Posted by Jenmoon at 09:11 AM | Comments (7)

Best. 80's. Movie. Site. Evah.

80's Movies Rewind.

Posted by Jenmoon at 09:01 AM | Comments (3)

Yeah, sure, he's cute, but...

I somehow doubt hunky Prince William is going to be allowed to marry an American. Don't get your hopes up, girls.

Posted by Jenmoon at 08:16 AM | Comments (3)

June 19, 2003

Huh.

playful
You are the playful pin-up! Do you know how to be
serious?


What Type Of Retro Gal Are You?
brought to you by Quizilla

Posted by Jenmoon at 06:56 PM | Comments (3)

What to do with your bag of Pamie's hair

I think I'm glad all my hair got thrown out when it was cut off. Pamie, on the other hand, auctioned hers on eBay. Because she's a girl, and girls are weird.

"If you make a Pam puppet and sew the hair into the top, be sure you make a sock puppet companion (using a very long tube sock) to illustrate me, and a finger puppet to look like AB. And then put all the puppets into a drawer and never mention them again."

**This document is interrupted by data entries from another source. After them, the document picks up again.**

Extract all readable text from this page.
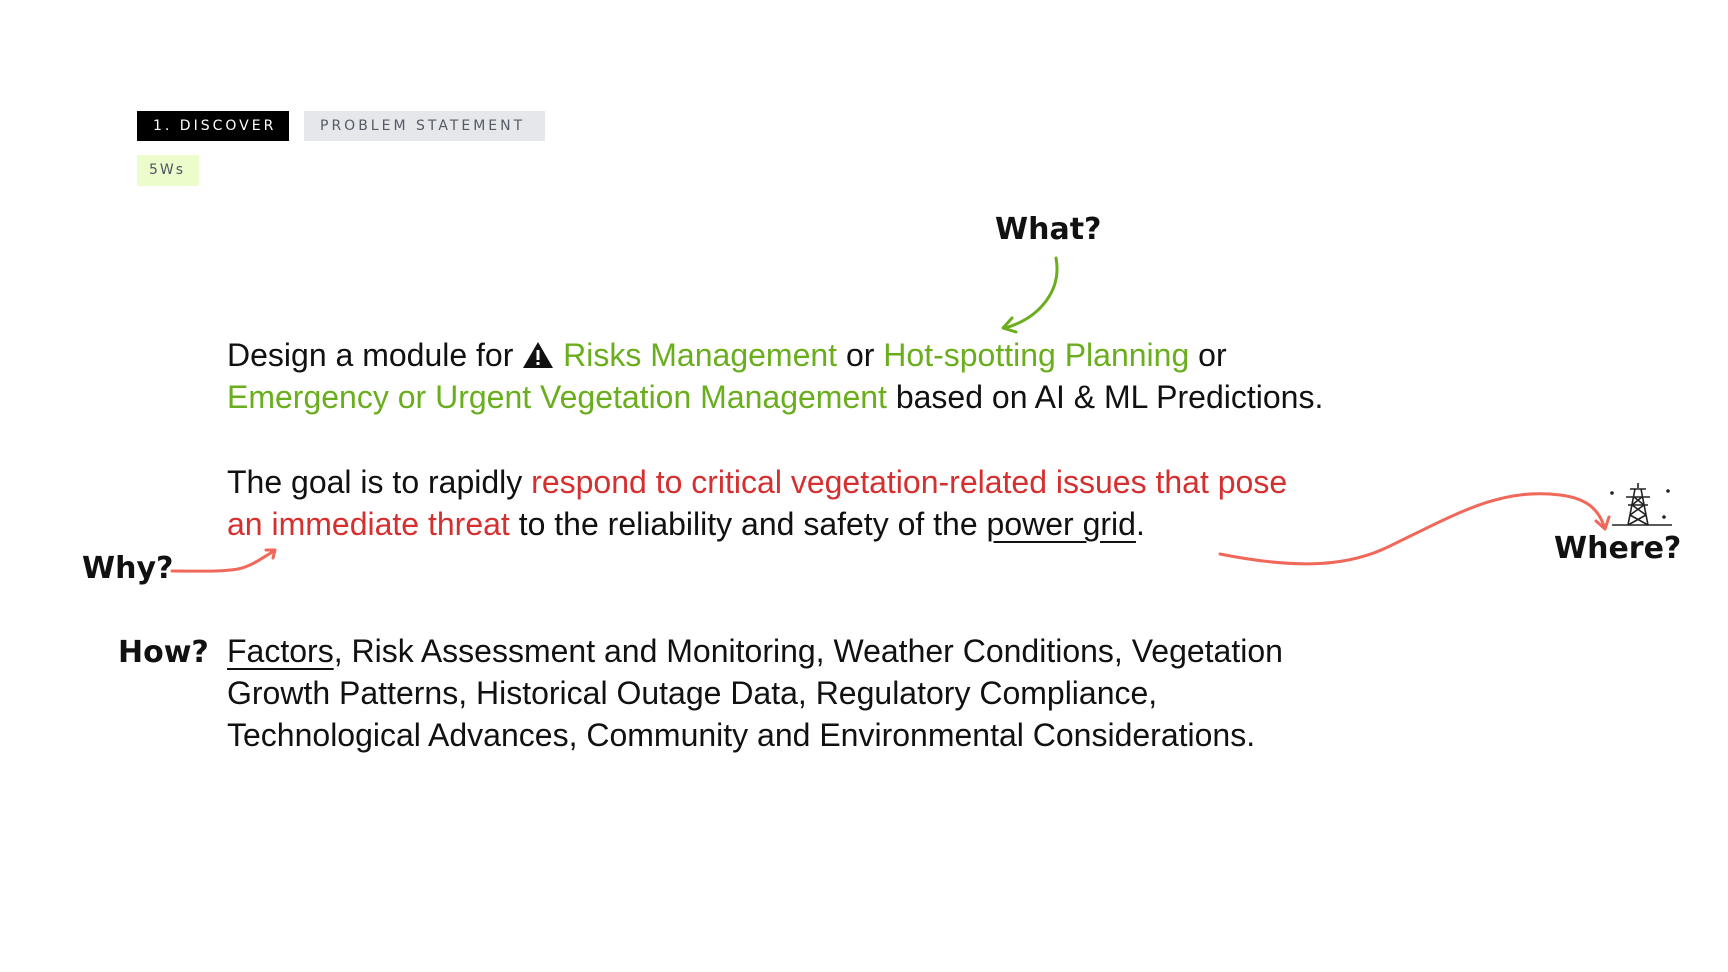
1. DISCOVER	PROBLEM STATEMENT
5Ws
What?
Why?
Where?
How?

Design a module for Risks Management or Hot-spotting Planning or
Emergency or Urgent Vegetation Management based on AI & ML Predictions.

The goal is to rapidly respond to critical vegetation-related issues that pose
an immediate threat to the reliability and safety of the power grid.

Factors, Risk Assessment and Monitoring, Weather Conditions, Vegetation
Growth Patterns, Historical Outage Data, Regulatory Compliance,
Technological Advances, Community and Environmental Considerations.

Posted by Jenmoon at 06:33 PM | Comments (3)

By god, it's a sports-free-ish period of time!

"Hockey and basketball are done; the Triple Crown, Indy 500 and the Open are past. Now comes the deadest, dullest six weeks in the annual sports calendar -- nothing but baseball until August, when the NFL resumes. The next six weeks are sufficiently barren for sports fans that many will actually be excited when NFL preseason games start -- even knowing that NFL preseason games are awful." In other words, go find something else to do! Heh.

Posted by Jenmoon at 04:43 PM | Comments (3)

Once upon a time, it was a thing we made fun of on Designing Women.

Now it's a hot women's trend. Talk about tacky-ASS.

Okay, if you're trying to avoid VPL on your butt cheeks, is it really any better to be flashing VT across the top of them either?

Posted by Jenmoon at 04:40 PM | Comments (3)

I wanna go to this school SO BAD.

Too bad I suck at math, or I could have done this.

Posted by Jenmoon at 04:22 PM | Comments (5)

Celebrate Beaver Day!

Otherwise known as, "We Give Up, You Win" Day.
"From schoolchildren to elected leaders, the sharpest minds in this town of 2,800 have failed to find a way to stop the flooding and the clogged pipes caused by the beavers' single-minded upkeep of their dams and ponds.
So, gracious in defeat, the town celebrates the creatures' perseverance. It plans to hold its first-ever Beaver Day on Saturday.
The resolution designates the beaver the town's official animal and gives the mayor the authority to proclaim an annual Knowlton Township Beaver Day, "at which time the deputy mayor shall dress in the likeness of a beaver during all official functions."
The inaugural Beaver Day falls the same day as the deputy mayor's wedding. Van Horn, who will perform the ceremony, waived the costume requirement this year."
(Damn. I wanna see someone get married in a beaver suit.)
"Beaver Day was timed for the longest day of the year to give the oversized rodents as much time as possible to enjoy themselves.
"But now we found out they're nocturnal," the mayor says with a sigh. He may schedule future Beaver Days accordingly."
(Ah, the irony. Though you'd think they might have figured this out after all these years, eh?)

Posted by Jenmoon at 04:18 PM | Comments (3)

All right!

Paul the Butler's getting a gig on One Life To Live!